Take BIC constraint (and exchange $v_i, v_i’$): $$ v_i x_i(v_i) - p_i(v_i)\ge v_i x_i(v’_i) - p_i(v’_i)\ v’_i x_i(v’_i) - p_i(v’_i)\ge v’_i x_i(v_i) - p_i(v_i) $$ Simply add up the above inequalities: $$ (v_i - v_i’) (x_i(v_i) - x_i(v_i’))\ge 0 $$ So this implies, BIC allocation requires $x_i(\cdot)$ be monotone.

Manipulate BIC constraint in another way we have $$ v_i’(x_i(v_i) - x_i(v_i’))\le p_i(v_i) - p_i(v_i’)\le v_i(x_i(v_i) - x_i(v_i’)). $$ WLOG assume $v_i - v_i’ > 0$, divide the above inequalities all by $v_i - v_i’$: $$ v_i’\frac{x_i(v_i) - x_i(v_i’)}{v_i - v_i’}\le \frac{p_i(v_i) - p_i(v_i’)}{v_i - v_i’}\le v_i\frac{x_i(v_i) - x_i(v_i’)}{v_i - v_i’}. $$ Push $v_i \to v_i’$ we have $$ p_i’(v_i) = v_i x_i’(v_i). $$ So, given $x$ we can solve for $p$

Corr. (Revenue equivalence) Given monotone $x_i(\cdot)$, its BIC payment is then also given by payment identity: $$ p_i(v_i) = v_i x_i(v_i) - \int_0^{v_i}x_i(z),\text{d} z + p_i(0). $$

Remark BIC -> $x(\cdot)$ monotone + payment identity. The vice versa is also true.

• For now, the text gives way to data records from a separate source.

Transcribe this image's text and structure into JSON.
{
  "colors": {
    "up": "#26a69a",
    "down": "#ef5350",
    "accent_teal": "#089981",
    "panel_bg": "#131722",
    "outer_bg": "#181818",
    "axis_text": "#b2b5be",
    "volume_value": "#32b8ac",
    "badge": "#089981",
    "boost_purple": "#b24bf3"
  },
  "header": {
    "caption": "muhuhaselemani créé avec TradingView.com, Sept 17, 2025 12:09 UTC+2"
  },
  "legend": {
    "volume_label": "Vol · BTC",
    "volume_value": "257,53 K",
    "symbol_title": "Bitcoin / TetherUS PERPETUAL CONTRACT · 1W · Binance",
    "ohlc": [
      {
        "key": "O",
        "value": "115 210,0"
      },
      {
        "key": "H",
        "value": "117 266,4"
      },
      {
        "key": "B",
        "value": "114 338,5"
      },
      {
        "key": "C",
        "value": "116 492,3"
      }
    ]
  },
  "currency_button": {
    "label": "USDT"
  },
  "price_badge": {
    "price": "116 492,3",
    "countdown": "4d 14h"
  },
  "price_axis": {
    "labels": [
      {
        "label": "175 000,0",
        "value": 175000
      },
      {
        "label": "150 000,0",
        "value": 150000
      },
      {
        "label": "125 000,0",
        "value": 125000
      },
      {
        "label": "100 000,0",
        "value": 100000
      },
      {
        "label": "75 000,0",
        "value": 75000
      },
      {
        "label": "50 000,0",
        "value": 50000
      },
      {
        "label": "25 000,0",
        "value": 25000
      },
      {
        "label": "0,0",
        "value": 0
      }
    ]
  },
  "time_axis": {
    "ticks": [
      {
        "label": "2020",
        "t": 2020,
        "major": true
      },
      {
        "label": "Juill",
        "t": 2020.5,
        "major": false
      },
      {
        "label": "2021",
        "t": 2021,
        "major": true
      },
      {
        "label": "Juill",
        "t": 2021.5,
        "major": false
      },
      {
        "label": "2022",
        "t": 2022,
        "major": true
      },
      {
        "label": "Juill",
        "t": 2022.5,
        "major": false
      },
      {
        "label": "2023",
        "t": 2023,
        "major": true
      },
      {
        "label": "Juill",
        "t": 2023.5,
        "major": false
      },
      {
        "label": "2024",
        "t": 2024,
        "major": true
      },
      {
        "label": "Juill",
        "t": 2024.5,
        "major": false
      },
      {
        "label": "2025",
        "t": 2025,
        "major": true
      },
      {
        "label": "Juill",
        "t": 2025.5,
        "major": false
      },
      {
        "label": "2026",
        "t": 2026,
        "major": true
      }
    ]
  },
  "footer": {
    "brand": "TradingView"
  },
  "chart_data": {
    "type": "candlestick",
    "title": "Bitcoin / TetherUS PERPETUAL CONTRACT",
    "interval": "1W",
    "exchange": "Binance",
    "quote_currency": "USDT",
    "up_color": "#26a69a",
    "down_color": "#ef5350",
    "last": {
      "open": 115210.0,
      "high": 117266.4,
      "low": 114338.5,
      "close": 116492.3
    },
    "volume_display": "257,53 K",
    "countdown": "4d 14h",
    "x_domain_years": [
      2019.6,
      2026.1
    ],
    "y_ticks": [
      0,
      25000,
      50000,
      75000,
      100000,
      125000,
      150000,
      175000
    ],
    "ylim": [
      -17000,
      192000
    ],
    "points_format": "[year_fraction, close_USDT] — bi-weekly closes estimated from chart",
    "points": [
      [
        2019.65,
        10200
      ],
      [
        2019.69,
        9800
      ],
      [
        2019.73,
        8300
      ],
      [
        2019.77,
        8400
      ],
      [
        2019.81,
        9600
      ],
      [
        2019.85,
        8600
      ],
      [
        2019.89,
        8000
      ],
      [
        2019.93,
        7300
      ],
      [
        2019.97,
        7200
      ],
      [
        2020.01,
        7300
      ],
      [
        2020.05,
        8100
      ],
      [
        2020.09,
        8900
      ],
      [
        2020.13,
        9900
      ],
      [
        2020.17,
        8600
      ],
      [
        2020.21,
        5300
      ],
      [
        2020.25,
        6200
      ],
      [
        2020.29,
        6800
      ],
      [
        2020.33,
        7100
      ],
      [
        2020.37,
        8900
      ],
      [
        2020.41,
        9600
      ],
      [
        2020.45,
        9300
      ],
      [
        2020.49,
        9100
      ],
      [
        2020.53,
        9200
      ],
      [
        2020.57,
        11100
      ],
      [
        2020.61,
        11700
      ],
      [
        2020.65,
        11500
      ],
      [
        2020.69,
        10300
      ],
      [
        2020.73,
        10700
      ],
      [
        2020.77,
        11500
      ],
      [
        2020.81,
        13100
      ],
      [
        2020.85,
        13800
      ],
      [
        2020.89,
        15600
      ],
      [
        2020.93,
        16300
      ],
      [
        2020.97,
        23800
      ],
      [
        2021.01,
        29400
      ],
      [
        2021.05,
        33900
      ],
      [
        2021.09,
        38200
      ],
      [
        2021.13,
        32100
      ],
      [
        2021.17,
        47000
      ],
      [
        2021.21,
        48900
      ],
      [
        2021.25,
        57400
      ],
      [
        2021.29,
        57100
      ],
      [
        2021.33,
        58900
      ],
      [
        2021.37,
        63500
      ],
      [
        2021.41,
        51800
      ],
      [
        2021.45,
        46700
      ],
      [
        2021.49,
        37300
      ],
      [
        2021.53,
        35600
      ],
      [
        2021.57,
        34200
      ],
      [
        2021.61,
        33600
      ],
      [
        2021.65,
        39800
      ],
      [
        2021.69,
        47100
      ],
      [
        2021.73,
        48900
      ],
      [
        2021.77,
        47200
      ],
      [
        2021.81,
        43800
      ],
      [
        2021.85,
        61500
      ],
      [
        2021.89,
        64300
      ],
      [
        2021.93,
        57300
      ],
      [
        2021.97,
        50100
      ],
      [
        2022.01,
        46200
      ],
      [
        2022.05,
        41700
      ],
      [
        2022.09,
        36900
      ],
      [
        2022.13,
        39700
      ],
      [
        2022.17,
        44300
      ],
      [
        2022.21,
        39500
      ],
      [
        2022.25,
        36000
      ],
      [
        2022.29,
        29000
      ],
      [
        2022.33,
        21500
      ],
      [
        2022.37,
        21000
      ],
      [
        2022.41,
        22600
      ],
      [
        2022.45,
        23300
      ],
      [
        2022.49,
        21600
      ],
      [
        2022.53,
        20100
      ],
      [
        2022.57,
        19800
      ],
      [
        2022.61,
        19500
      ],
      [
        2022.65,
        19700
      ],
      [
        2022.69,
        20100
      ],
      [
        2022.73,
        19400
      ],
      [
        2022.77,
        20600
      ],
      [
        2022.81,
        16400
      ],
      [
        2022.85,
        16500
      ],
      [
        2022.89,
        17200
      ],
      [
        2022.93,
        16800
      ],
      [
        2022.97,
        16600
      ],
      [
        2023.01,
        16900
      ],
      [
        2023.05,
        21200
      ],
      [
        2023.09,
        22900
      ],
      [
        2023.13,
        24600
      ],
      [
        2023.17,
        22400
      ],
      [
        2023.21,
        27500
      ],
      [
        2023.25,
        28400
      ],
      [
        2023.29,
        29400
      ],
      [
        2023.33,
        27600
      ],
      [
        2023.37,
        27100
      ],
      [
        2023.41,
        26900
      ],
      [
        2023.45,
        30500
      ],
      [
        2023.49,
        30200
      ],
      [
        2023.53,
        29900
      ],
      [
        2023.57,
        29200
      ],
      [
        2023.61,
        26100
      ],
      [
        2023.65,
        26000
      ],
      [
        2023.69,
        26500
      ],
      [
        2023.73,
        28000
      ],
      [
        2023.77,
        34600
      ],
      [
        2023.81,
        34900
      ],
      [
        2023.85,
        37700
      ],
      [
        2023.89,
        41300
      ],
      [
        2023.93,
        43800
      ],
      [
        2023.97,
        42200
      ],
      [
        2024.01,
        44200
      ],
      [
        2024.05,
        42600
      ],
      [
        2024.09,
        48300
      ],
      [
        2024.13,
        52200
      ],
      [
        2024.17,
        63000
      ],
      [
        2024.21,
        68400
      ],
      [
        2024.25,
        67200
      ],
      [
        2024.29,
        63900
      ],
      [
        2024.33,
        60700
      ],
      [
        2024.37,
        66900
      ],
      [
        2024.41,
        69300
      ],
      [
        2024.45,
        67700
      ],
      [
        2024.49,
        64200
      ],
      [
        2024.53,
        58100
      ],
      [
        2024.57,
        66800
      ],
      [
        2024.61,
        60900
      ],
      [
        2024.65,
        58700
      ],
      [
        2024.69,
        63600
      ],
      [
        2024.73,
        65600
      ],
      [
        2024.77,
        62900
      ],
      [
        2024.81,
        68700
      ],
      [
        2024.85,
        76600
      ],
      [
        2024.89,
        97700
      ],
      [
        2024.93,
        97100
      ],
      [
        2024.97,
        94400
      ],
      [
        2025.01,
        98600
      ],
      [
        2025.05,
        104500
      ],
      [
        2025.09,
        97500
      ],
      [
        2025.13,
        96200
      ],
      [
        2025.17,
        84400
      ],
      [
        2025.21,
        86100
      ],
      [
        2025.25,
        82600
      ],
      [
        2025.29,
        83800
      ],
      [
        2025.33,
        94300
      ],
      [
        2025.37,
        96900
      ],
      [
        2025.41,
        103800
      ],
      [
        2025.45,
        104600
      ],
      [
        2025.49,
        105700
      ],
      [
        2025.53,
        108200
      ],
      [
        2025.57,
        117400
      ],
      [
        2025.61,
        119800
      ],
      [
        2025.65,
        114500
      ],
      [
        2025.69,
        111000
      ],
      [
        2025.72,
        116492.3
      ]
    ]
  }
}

Remark BIC seems to have correspondence with Bayes Nash Equilibrium (BNE). If, in a BNE of another mechanism, the allocation is the same as some $\vec x$ for BIC, the mechanism’s payment should be the same as induced by BIC mechanism’s payment identity.

spoiler alert:

Back to max. revenue: $$ \text{Rev} = \mathbb E_\vec v\left[\sum_i p_i(v_i)\right] = \mathbb E_\vec v\left[x_i(v_i) (v_i - \frac{1 - F_i(v_i)}{f_i(v_i)})\right]. $$ And, the last thing is to discuss, if $v_i - \frac{1 - F_i(v_i)}{f_i(v_i)}$ is monotone, and if not how to do so-called ‘ironing’.

some last thinkings:

One particular hovering question is, if $F_i(v_i)$ is not continuous, or if $f_i(v_i) = 0$ at some non-zero-measure sets, what do we do? Most results still holds but I wonder where would we need extra care in handling the maths, and where should we be extremely careful.